The Roles of Organic Acids in C(4) Photosynthesis

Organic acids are involved in numerous metabolic pathways in all plants. The finding that some plants, known as C(4) plants, have four-carbon dicarboxylic acids as the first product of carbon fixation showed these organic acids play essential roles as photosynthetic intermediates. Oxaloacetate (OAA), malate, and aspartate (Asp) are substrates for the C(4) acid cycle that underpins the CO(2) concentrating mechanism of C(4) photosynthesis. In this cycle, OAA is the immediate, short-lived, product of the initial CO(2) fixation step in C(4) leaf mesophyll cells. The malate and Asp, resulting from the rapid conversion of OAA, are the organic acids delivered to the sites of carbon reduction in the bundle-sheath cells of the leaf, where they are decarboxylated, with the released CO(2) used to make carbohydrates. The three-carbon organic acids resulting from the decarboxylation reactions are returned to the mesophyll cells where they are used to regenerate the CO(2) acceptor pool. NADP-malic enzyme-type, NAD-malic enzyme-type, and phosphoenolpyruvate carboxykinase-type C(4) plants were identified, based on the most abundant decarboxylating enzyme in the leaf tissue. The genes encoding these C(4) pathway-associated decarboxylases were co-opted from ancestral C(3) plant genes during the evolution of C(4) photosynthesis. Malate was recognized as the major organic acid transferred in NADP-malic enzyme-type C(4) species, while Asp fills this role in NAD-malic enzyme-type and phosphoenolpyruvate carboxykinase-type plants.
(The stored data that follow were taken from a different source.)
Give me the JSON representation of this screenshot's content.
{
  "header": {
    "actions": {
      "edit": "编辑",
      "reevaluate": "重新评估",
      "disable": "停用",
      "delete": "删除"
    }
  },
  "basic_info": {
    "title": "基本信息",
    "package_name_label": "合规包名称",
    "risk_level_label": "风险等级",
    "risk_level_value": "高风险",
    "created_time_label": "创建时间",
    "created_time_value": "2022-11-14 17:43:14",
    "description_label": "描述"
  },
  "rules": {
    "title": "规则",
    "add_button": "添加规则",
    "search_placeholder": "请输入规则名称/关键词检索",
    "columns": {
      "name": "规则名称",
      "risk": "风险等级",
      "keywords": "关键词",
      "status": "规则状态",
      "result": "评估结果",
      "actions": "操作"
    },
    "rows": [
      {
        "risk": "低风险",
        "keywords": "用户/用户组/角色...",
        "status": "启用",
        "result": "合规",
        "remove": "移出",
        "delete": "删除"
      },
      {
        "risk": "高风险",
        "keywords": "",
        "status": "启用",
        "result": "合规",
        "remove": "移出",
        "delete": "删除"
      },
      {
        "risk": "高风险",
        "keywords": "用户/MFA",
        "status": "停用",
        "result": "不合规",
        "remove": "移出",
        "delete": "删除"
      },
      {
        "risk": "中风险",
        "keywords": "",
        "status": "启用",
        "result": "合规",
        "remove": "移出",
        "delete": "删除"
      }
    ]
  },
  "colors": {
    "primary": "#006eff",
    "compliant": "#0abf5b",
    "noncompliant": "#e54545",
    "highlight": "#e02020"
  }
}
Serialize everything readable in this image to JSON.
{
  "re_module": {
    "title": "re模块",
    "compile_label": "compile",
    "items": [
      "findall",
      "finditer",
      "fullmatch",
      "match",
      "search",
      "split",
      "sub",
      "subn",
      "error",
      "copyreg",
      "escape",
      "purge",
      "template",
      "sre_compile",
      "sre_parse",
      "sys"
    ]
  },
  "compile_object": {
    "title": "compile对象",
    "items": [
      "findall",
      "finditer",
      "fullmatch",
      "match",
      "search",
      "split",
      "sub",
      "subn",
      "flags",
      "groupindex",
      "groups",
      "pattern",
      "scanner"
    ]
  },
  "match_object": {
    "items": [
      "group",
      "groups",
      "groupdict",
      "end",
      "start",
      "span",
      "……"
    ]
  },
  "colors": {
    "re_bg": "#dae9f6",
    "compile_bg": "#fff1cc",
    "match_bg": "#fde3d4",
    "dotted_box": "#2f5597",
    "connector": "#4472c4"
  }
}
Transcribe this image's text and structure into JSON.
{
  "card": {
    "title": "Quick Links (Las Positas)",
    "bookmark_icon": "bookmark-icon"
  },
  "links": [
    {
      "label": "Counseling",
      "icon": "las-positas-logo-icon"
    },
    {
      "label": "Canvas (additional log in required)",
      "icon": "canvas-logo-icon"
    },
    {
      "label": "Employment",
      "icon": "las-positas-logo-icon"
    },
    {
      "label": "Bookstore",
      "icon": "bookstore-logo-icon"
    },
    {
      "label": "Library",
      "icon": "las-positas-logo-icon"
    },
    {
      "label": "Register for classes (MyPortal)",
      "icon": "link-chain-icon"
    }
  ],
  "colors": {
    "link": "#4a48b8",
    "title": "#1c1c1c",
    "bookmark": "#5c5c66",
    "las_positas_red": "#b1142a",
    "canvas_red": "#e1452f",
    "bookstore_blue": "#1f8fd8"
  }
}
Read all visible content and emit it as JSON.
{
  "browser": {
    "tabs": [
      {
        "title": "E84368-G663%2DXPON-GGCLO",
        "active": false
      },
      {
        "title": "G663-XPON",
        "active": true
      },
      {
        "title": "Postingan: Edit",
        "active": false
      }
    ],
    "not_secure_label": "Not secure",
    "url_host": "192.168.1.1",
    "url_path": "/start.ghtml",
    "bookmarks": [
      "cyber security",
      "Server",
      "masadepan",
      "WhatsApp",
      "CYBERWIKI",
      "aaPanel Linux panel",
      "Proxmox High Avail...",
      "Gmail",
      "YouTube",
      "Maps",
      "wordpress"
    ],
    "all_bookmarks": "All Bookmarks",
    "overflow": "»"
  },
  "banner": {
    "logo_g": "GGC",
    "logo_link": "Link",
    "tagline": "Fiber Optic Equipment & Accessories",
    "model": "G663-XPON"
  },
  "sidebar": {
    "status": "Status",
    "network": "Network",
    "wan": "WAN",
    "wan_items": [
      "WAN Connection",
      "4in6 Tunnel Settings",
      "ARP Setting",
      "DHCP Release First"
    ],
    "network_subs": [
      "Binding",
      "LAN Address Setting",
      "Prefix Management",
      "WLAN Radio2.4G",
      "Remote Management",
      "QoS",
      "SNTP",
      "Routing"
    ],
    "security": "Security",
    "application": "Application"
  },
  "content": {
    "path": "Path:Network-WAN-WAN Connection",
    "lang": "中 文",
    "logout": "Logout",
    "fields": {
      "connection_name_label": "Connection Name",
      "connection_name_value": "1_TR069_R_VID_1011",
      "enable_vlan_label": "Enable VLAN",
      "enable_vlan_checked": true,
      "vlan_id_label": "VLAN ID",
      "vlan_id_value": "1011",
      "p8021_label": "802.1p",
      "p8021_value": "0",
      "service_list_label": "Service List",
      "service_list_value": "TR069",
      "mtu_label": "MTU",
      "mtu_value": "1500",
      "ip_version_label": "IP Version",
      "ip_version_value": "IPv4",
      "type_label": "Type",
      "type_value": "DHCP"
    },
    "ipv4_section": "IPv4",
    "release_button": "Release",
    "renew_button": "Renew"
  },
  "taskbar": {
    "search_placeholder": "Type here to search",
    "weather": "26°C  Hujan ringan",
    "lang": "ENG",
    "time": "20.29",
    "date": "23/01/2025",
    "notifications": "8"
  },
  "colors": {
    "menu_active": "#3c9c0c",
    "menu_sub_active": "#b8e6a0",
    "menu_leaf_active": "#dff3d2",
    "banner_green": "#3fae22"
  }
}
However, accumulating evidence indicates that many C(4) plants use a combination of organic acids and decarboxylases during CO(2) fixation, and the C(4)-type categories are not rigid. The ability to transfer multiple organic acid species and utilize different decarboxylases has been suggested to give C(4) plants advantages in changing and stressful environments, as well as during development, by facilitating the balance of energy between the two cell types involved in the C(4) pathway of CO(2) assimilation. The results of recent empirical and modeling studies support this suggestion and indicate that a combination of transferred organic acids and decarboxylases is beneficial to C(4) plants in different light environments.